Già da questo elenco sommario dei principali organi e delle strutture presenti nell’addome, è facile intuire come il dolore addominale possa dipendere da fattori molteplici e diversificati. In generale, il mal di pancia è un dolore comune non grave: quasi tutti, infatti, nel corso della propria vita avvertiranno dolore addominale almeno una volta.

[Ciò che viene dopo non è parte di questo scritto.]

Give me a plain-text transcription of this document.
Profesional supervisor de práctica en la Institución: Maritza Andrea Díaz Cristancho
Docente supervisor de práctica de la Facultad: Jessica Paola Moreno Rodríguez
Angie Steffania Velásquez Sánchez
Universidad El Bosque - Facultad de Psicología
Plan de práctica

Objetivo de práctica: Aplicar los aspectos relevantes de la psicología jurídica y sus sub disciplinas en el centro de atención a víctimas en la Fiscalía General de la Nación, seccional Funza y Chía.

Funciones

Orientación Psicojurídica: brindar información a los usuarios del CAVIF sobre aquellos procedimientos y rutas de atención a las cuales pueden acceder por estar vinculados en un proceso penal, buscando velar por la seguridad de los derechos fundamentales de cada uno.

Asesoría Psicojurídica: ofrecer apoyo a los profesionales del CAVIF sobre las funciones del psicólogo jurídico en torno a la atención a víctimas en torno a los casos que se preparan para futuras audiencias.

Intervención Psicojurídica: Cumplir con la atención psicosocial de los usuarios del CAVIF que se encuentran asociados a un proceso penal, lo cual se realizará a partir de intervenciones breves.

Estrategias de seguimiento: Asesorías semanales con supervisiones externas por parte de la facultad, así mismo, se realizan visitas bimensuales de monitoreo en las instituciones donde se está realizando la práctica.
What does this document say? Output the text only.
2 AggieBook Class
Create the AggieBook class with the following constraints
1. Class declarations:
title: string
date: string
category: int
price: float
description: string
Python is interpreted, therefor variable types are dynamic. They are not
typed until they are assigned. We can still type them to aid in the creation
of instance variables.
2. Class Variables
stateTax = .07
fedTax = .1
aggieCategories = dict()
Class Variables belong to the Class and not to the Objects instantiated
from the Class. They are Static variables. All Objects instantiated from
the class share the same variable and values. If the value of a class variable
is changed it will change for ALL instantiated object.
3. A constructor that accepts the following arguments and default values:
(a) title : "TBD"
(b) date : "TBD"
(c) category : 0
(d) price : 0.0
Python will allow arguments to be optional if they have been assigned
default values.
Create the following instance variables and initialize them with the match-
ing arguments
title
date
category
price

Ma come fare a spiegare le sensazioni che nascono dal nostro corpo? La difficoltà resta: spesso è difficile stabilire se si tratta di dolori alti, quindi localizzati sopra l'ombelico, o bassi (sotto l'ombelico). A confondere ancora di più la sintomatologia è che il dolore si associa spesso ad altri sintomi e chi ne soffre trova a volte difficoltà a riferire qual è il disturbo iniziale o preminente.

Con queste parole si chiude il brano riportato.